I want to remind everyone here that the fundamental message behind this legislation that I want you to keep in mind when you're thinking about it is that everybody has a right to have a home they can consider permanent. The fact that you have a disability should not suddenly mean that you don't have the same entitlement anyone else does. This legislation is about making a home a true home and residence.
Ms Shoshannah Benmosché: The Ontario Advocacy Coalition started in 1986. Its purpose was to convince the government of Ontario to enact legislation establishing an independent, fully funded advocacy system for vulnerable people. The coalition is still actively working towards the implementation of the Advocacy Act to ensure that the legislation is translated into reality for those who have endured abuse, neglect, exploitation and marginalization for so long. There are 40 member organizations, representing a wide range of disability groups and seniors throughout the province. A list of the member groups is attached.
Although this legislation is not directly related to the Advocacy Act, we have been following Dr Lightman's work and report very closely. We urge the government to carry out his recommendations as they have a direct impact on our members. In fact, you heard from one of our member groups, Citizen Advocacy Windsor, in Windsor last week. They have been active in providing advocacy services to tenants living at the ALPHA apartments for living for the physically handicapped.
Bill 120 extends protection to the same constituency served by the Advocacy Act, the most vulnerable people in the province. It should be noted that the recommendations of the inquest into the death of Joseph Kendall which led directly to the appointment of Dr Lightman were also the final impetus for the enactment of the Advocacy Act. The proposed amendments to the Landlord and Tenant Act and related legislation will give equal protection to all tenants without discrimination. It will increase the ability of advocates to effectively help their clients.
The advocacy coalition strongly supports the proposed amendments in Bill 120 with the respect to those relating to the Landlord and Tenant Act, the Rent Control Act, the Rental Housing Protection Act, and those designed to legalize basement apartments. These amendments eliminate the discrimination against people with disabilities and seniors that now exists. All tenants will now have the same right to secure and safe housing.
The exemptions from the protection in part IV of the Landlord and Tenant Act for housing where care is provided mean that housing intended as independent living to an institution in the community --
Miss Bregman: My mistake. It should be "is now."
Ms Benmosché: Is now provided? I don't know where the "is now" goes. Sorry; I'm going on automatic pilot.
It is undeniable that many people with disabilities need assistance such as attendant care to live in the community. However, the need for assistance with physical activities should not deprive an individual of the right to secure housing.
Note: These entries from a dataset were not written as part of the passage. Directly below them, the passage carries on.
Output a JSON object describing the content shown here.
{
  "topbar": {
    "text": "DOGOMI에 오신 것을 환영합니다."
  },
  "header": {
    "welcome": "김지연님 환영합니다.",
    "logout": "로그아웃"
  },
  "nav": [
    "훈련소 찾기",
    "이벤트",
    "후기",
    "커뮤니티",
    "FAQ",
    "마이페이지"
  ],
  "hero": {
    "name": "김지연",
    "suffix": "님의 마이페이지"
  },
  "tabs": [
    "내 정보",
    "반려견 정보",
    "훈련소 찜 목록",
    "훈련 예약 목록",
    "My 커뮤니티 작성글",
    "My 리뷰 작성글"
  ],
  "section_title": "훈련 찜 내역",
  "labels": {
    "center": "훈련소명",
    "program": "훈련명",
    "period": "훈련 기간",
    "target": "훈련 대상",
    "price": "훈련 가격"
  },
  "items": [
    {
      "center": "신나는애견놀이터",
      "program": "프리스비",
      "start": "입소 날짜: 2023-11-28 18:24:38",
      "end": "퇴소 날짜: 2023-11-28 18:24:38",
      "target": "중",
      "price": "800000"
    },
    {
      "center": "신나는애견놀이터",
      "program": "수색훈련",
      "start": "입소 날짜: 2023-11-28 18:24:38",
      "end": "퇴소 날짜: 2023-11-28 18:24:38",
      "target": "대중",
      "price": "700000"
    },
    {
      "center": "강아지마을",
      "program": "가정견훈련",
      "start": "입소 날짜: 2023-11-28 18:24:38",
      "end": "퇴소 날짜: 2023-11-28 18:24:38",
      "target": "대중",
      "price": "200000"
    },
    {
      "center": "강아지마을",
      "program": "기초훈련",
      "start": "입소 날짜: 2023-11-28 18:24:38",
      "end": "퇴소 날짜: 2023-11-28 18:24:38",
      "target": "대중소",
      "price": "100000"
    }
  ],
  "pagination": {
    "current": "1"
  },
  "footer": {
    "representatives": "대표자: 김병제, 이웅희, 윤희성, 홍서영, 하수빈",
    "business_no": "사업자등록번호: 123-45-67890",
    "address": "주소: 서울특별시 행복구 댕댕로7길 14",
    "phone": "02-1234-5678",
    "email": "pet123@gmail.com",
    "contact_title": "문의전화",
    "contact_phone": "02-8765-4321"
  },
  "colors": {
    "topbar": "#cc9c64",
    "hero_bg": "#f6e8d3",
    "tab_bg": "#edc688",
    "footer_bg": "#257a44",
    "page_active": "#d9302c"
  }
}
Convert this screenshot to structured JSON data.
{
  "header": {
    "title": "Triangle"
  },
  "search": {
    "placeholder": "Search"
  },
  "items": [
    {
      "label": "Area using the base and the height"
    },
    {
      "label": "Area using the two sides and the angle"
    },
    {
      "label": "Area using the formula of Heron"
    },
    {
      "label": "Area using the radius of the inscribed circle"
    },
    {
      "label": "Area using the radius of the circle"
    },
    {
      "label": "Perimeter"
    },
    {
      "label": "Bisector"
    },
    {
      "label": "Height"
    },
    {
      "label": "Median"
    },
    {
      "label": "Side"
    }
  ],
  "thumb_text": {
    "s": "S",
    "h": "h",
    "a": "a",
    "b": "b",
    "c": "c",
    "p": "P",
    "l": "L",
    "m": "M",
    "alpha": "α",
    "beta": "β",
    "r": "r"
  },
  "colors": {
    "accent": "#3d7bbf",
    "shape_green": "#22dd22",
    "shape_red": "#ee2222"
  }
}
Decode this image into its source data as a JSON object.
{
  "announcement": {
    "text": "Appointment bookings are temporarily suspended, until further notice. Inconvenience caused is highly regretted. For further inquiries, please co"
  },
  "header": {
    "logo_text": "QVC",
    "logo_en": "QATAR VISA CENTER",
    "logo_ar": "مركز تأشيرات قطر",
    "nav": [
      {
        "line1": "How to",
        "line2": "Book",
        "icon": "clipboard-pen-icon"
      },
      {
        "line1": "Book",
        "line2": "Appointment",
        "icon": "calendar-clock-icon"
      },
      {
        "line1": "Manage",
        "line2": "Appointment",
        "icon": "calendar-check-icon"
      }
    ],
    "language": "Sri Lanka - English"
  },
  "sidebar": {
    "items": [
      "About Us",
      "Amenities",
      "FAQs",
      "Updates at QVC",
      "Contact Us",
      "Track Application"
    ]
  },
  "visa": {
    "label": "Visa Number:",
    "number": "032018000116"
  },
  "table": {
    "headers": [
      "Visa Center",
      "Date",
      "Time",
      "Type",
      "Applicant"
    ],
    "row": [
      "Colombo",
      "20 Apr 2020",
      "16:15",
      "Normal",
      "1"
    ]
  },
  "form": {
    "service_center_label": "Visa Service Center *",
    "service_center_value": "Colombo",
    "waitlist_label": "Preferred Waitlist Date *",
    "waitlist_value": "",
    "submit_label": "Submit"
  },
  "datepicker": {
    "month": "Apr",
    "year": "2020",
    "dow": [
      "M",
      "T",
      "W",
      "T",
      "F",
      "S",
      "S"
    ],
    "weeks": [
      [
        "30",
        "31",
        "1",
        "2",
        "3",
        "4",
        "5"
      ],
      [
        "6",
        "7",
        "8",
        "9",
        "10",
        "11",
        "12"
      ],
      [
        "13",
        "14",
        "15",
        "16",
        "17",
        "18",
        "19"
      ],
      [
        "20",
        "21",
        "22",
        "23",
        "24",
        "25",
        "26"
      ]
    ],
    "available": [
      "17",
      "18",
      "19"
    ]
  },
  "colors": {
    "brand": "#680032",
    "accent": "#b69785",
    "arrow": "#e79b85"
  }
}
Without the protection of part IV of the Landlord and Tenant Act, tenants with disabilities and seniors have faced harassment, coercion and, in some cases, abuse by landlords. Both the tenants and landlords are aware of the fact that tenants can be evicted at will for failure to comply with unreasonable rules that often have little to do with housing. For example, one lease prohibits tenants from speaking negatively about the housing provider to anyone but the provider. This is grounds for eviction.
There is consensus among experts in the health and social services fields that secure housing is a fundamental requirement for healthy living. It is difficult for anyone to maintain a job, social networks and supports and any degree of normalcy if every day they wonder whether they will be evicted and on the street that night. We know of people who have chosen not to seek short-term medical or psychiatric assistance requiring hospitalization because the last time they returned home, their belongings were on the front porch and they no longer had an apartment.
Currently, many tenants living in housing where care is provided are afraid to challenge decisions by the landlord-care provider with respect to any aspect of their care or housing because of fear of eviction. Many of our member groups report knowing people who have been evicted because they were considered troublemakers by the landlord or seeking to enforce their rights. For example, one tenant was told he should not contact the fire inspector directly when the landlord failed to fix a safety hazard in his apartment.
In addition, it also empowers the tenants and advocates to form tenant associations and seek changes to benefit all the tenants in the building. Many tenants are now either afraid to join tenant associations because of threats by providers that they will be subject to eviction or, in other cases, the housing provider will allow a tenant association but require that the staff of the provider run the association. With this bill, tenants can form associations freely to represent their interests.
There is nothing about people with disabilities or seniors that justifies depriving them of the same rights that other tenants in this province have. Providing care does not interfere with the ability of a landlord to operate effectively under the Landlord and Tenant Act. This is clear from the fact that there are housing and service providers who have voluntarily agreed to provide Landlord and Tenant Act protection to their tenants without any disruption to the programs.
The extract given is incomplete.